As a gun rights activist, I can write all day about our Second Amendment rights. I will throw down statistics like how 0.1 percent of rapes were completed when women used a firearm as compared to a 34 percent completion rate when women used any other form of self-defense. Or how with the exception of two, all the mass shootings since the 1950’s have been in gun free zones. Stats are easy to discuss, but when it comes to talking about being raped, my throat gets dry and my hands freeze up. It’s a lot harder to write about nightmares than it is to write about numbers.
And I do have nightmares from being raped on campus. Sometimes they are so bad I wake up at three in the morning sweaty and terrified because in my mind I am being raped again. In my mind I am there: I am forced into a secluded area, forced to unzip my pants, forced to lay down as tiny cuts are made all over my body and a man I do not know rolls on a condom and forces himself on top of me. I remember how cold the asphalt felt as I distracted myself from the sting of the knife. I remember looking into his eyes and realizing there was no emotion behind them, no sympathy just sadism. And I remember thinking: this is how I’m going to die and then getting up after it was done, tears streaming down my face and neck wondering how I even survived.

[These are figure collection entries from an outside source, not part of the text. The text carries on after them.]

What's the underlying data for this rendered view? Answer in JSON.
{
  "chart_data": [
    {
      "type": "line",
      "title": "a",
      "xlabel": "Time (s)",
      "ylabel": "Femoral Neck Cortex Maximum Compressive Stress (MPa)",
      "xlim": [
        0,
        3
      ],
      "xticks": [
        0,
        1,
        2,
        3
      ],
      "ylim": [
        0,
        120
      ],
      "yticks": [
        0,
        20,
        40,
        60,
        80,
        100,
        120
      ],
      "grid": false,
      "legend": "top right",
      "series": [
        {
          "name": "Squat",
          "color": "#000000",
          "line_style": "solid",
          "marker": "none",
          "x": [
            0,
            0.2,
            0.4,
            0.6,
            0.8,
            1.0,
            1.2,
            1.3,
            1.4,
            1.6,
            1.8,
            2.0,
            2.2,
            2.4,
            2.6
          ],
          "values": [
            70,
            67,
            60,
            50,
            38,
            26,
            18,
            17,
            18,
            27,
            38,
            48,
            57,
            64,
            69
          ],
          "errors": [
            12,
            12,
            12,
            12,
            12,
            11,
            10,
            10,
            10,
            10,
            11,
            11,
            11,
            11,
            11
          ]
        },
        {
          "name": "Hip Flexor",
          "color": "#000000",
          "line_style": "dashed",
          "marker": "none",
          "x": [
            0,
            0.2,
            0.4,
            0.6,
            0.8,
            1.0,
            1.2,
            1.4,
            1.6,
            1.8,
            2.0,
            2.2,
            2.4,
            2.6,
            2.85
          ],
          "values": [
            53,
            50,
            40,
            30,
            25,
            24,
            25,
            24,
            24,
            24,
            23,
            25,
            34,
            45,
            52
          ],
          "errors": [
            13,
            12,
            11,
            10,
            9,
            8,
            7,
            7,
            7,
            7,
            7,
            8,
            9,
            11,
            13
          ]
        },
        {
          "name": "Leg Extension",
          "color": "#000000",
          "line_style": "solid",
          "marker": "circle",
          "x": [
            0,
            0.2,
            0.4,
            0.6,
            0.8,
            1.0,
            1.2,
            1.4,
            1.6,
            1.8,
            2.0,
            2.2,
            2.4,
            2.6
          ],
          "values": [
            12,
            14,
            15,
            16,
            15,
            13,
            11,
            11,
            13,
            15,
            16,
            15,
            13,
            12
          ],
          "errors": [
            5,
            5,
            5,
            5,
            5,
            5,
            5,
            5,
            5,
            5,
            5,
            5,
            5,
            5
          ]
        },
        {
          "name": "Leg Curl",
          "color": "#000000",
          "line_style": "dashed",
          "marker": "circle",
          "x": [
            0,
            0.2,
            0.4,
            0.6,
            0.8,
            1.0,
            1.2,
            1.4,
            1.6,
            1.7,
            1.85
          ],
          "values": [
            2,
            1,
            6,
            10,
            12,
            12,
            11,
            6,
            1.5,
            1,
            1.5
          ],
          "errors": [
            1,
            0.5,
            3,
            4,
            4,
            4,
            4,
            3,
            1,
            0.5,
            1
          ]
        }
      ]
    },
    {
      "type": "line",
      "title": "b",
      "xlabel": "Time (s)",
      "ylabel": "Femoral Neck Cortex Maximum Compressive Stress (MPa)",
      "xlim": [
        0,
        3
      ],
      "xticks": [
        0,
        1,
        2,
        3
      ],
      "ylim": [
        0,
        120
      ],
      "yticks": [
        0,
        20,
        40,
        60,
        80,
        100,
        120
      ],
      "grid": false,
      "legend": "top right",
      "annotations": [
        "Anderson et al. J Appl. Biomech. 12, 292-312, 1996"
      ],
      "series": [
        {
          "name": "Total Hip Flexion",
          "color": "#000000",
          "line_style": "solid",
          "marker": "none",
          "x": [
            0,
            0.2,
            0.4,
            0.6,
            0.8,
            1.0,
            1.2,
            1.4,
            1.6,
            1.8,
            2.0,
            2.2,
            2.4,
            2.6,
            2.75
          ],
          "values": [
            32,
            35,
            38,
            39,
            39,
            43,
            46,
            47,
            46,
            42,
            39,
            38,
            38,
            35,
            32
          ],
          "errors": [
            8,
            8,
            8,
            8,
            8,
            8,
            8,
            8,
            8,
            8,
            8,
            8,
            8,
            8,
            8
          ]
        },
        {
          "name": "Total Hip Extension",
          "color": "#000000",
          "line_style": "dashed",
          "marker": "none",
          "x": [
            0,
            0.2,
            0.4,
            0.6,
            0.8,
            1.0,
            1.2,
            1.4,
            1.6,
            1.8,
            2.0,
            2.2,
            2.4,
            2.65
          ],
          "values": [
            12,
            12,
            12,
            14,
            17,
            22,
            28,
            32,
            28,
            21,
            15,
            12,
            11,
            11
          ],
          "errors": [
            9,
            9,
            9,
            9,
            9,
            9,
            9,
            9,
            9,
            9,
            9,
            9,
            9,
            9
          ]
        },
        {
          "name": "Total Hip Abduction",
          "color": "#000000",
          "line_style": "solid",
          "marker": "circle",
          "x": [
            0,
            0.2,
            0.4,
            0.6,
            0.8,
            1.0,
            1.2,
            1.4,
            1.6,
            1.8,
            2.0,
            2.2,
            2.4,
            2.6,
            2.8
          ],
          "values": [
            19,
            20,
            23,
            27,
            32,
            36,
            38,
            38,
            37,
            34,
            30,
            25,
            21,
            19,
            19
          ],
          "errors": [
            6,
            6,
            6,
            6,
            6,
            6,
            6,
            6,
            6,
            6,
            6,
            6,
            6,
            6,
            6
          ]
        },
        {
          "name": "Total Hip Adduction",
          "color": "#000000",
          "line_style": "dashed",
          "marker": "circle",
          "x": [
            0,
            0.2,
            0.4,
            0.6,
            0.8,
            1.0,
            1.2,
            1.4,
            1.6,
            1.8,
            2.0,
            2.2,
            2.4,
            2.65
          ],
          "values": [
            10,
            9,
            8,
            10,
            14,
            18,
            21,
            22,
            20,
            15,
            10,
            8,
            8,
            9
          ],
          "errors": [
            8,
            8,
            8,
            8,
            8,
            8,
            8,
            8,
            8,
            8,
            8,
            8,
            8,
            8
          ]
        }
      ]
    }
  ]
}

I was already raped once off campus my freshman year of college, but this time I used pepper spray. This time I ran, heading for those blue lights staggered around campus to signal the police I was in danger. I did everything right but when he pulled a knife I stopped fighting. Instinct told me to cooperate if I didn’t want to get stabbed to death, and here I am today—sitting at Starbucks, simultaneously trying to remember the exact details and forget this ever happened.
I fight for my Second Amendment rights because I believe I should never have a chance of getting raped again. I won’t deny the possibility of getting injured, but my gun gives me a chance that pepper spray, stun guns, and pocketknives never will. It prevents a knife being held at my throat and the voice of a stranger promising me he won’t kill me. And I won’t be denied the right to have that chance of surviving a potential attack rather than being assaulted again.
Sen. Diaz de la Portilla, why are you so adamant in denying me my right to protect myself and have a gun on campus? Why have you not schedule the campus carry bill for the Senate Judiciary Committee you chair? Why have you not met with me for 15 minutes since October when I began sending you and your legislative assistant weekly emails asking for an appointment?
I hope this open letter will engage opposition to campus carry. I hope everyone will understand why it’s so important that the bill be scheduled for a vote. Senator Diaz de la Portilla: Don’t let me be raped on campus again, let me arm myself, and whether you vote yes or no, at least schedule the campus carry bill for a vote.
Lopez-Rivas is an undergraduate student at Florida State University. She is an intern at the University’s College of Social Work and is the Women’s Representative for Florida Students for Concealed Carry.